Scripps Institution of Oceanography, USA
Korallen tun sich zusammen
Forscher der US-amerikanischen Scripps Institution of Oceanography, kurz: Scripps, haben festgestellt, dass verschiedene Korallenarten in Grüppchen zusammenstehen und keinesfalls zufällig über ein Riff verteilt sind – ähnlich, wie bestimmte Baumarten in Wäldern Gruppen bilden. Welche Korallen nebeneinander wachsen, hänge wahrscheinlich von der Art der Fortpflanzung ab, so Biologe Clinton Edwards, Korallenexperte an der Scripps. Edwards hatte bei Tauchgängen 1500 Quadratmeter des Palmyrariffs im Zentralpazifik mit einer Spezialkamera aufgenommen. Insgesamt schoss er mehr als 39 000 Fotos, die er am Computer zu einem 3-D-Bild des Riffs verknüpfte. Anschließend wurde das 3-D-Bild mit einer an der Scripps entwickelten Software ausgewertet, die automatisch die Korallenarten erkennt und deren Verteilung errechnet. Dabei zeigte sich, dass die Korallen eben nicht zufällig verteilt sind, sondern bestimmte Muster bilden, die ein Mensch – anders als die Bildanalysesoftware – nicht so leicht erkennt. Die Ergebnisse könnten für Korallenschutzprojekte interessant sein, bei denen zerstörte Riffe durch Anpflanzungen wieder aufgebaut werden.
Leibniz-Institut für Ostseeforschung, Warnemünde
Wie anfällig ist das Benguela-Auftriebssystem?

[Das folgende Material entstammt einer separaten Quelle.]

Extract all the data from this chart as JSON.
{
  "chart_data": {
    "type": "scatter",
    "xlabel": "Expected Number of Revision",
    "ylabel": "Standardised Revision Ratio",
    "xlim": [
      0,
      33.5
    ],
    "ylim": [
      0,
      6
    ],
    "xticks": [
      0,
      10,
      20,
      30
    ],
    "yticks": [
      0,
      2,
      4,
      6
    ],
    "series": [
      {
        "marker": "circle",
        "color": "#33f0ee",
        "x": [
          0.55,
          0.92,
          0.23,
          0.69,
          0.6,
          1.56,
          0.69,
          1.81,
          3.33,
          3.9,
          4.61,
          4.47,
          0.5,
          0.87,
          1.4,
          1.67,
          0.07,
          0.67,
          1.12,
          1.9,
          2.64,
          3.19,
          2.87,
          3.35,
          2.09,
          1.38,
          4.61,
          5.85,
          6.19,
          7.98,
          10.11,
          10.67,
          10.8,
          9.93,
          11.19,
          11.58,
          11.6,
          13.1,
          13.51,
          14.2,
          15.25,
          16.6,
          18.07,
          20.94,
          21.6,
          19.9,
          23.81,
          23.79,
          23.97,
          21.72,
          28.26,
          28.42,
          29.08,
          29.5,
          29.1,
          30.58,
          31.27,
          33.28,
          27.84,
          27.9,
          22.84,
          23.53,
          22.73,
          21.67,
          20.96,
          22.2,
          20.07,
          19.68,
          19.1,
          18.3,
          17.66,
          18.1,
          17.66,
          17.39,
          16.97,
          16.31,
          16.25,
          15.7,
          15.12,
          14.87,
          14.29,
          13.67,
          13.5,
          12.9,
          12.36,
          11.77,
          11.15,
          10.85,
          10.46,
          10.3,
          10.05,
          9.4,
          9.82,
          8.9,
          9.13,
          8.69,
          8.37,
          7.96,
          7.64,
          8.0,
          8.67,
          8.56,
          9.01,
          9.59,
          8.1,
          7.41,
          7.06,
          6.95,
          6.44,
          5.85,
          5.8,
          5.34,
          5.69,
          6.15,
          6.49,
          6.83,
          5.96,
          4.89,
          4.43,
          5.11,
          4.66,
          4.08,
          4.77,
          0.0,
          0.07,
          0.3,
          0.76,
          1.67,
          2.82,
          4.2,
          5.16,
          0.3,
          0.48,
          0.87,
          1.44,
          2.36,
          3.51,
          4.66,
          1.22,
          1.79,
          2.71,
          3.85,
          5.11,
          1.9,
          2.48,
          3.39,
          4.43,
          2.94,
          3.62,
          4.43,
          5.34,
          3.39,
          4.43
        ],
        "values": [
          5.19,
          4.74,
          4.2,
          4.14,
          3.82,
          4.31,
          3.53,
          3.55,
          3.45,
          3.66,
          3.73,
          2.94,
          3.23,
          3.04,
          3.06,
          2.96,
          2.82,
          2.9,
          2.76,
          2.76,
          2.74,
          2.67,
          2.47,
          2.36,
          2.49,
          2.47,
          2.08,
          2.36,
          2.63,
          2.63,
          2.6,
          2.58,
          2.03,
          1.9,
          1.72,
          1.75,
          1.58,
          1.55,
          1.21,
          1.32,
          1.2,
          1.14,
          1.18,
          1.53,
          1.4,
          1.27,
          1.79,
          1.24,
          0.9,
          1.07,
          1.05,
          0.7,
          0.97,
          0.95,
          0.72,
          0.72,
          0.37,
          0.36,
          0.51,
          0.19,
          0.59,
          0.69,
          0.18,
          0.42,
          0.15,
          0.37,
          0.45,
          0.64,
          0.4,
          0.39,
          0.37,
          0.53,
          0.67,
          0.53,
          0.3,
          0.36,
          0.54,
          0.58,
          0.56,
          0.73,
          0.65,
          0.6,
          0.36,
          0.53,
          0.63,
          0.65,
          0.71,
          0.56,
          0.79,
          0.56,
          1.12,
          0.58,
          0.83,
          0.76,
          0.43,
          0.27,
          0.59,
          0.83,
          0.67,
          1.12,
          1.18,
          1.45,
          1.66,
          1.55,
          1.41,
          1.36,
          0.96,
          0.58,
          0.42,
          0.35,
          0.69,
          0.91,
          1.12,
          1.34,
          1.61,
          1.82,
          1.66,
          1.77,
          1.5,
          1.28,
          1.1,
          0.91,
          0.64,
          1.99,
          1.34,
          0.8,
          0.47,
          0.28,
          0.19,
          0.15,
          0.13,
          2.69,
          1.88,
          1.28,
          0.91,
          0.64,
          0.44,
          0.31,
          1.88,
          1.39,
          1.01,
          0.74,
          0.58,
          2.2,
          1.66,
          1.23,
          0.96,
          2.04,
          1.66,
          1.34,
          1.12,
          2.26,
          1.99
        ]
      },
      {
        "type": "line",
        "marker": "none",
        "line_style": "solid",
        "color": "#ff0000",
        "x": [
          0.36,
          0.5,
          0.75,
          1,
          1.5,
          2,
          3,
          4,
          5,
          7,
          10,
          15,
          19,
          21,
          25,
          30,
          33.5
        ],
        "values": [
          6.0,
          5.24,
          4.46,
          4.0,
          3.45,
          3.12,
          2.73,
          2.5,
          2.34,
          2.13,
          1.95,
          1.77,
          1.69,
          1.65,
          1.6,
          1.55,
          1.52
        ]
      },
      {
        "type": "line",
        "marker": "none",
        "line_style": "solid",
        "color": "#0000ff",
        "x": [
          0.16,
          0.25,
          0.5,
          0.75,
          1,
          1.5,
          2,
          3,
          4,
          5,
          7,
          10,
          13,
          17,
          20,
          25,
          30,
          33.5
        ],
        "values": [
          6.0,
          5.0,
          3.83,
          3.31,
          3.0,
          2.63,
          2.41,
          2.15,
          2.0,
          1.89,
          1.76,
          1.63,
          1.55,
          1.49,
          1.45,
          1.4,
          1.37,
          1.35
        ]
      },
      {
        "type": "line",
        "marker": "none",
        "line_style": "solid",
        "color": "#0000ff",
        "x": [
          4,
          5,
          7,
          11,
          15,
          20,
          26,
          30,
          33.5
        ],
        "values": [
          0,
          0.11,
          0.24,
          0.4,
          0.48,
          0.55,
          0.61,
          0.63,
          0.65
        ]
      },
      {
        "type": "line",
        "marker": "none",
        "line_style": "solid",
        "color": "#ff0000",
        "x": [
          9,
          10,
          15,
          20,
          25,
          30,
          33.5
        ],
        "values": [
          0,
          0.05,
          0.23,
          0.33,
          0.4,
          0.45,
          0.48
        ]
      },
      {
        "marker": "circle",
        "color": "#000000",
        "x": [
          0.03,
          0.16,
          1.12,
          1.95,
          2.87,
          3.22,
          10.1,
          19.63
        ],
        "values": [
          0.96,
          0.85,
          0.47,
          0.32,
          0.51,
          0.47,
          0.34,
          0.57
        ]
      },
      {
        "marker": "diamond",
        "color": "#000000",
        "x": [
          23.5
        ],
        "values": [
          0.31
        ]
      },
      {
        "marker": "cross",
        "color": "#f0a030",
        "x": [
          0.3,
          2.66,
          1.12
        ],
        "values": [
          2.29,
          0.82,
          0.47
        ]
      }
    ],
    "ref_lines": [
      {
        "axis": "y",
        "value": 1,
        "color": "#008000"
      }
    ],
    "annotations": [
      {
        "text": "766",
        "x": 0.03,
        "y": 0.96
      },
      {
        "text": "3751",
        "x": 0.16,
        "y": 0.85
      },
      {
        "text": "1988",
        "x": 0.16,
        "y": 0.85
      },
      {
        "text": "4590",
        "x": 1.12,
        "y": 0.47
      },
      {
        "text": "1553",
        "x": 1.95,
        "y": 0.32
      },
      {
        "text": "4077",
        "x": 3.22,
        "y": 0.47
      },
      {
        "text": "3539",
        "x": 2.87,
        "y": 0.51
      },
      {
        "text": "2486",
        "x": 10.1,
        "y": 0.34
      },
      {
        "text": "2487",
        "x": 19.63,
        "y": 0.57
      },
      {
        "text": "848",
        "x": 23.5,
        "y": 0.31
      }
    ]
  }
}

Forscher bezeichnen die Meeresregion vor Südwestafrika als Benguela-Auftriebssystem. Hier steigen aus der Tiefe des Atlantiks Wassermassen auf, die reich an Nährstoffen sind. Ein Expertenteam um Geomikrobiologin Heide Schulz-Vogt vom Leibniz-Institut für Ostseeforschung hat jetzt das auf drei Jahre angelegte Projekt EVAR gestartet, um zu untersuchen, wie der Klimawandel die Mikrobengemeinschaft und die Stoffumsätze verändern könnte. „Wenn man den globalen Klimawandel genauer einschätzen will, muss man die Stoffflüsse in diesem Meeresgebiet besonders gut quantifizieren können“, so Schulz-Vogt. Die Forscher wollen in verschiedenen Tiefen die Konzentration von gelösten Gasen messen. Analysiert werden sollen auch uralte Sedimente im Boden, um herauszufinden, wie sich die Meereschemie in den vergangenen 2,5 Millionen Jahren verändert hat. Für die Fischerei könnten die Ergebnisse ebenfalls wichtig sein. In dem fischreichen Meeresgebiet steigen gelegentlich Schwefelverbindungen bis zur Oberfläche auf, die die Fische vergiften. Die Frage ist, ob durch den Klimawandel solche Ereignisse künftig häufiger eintreten.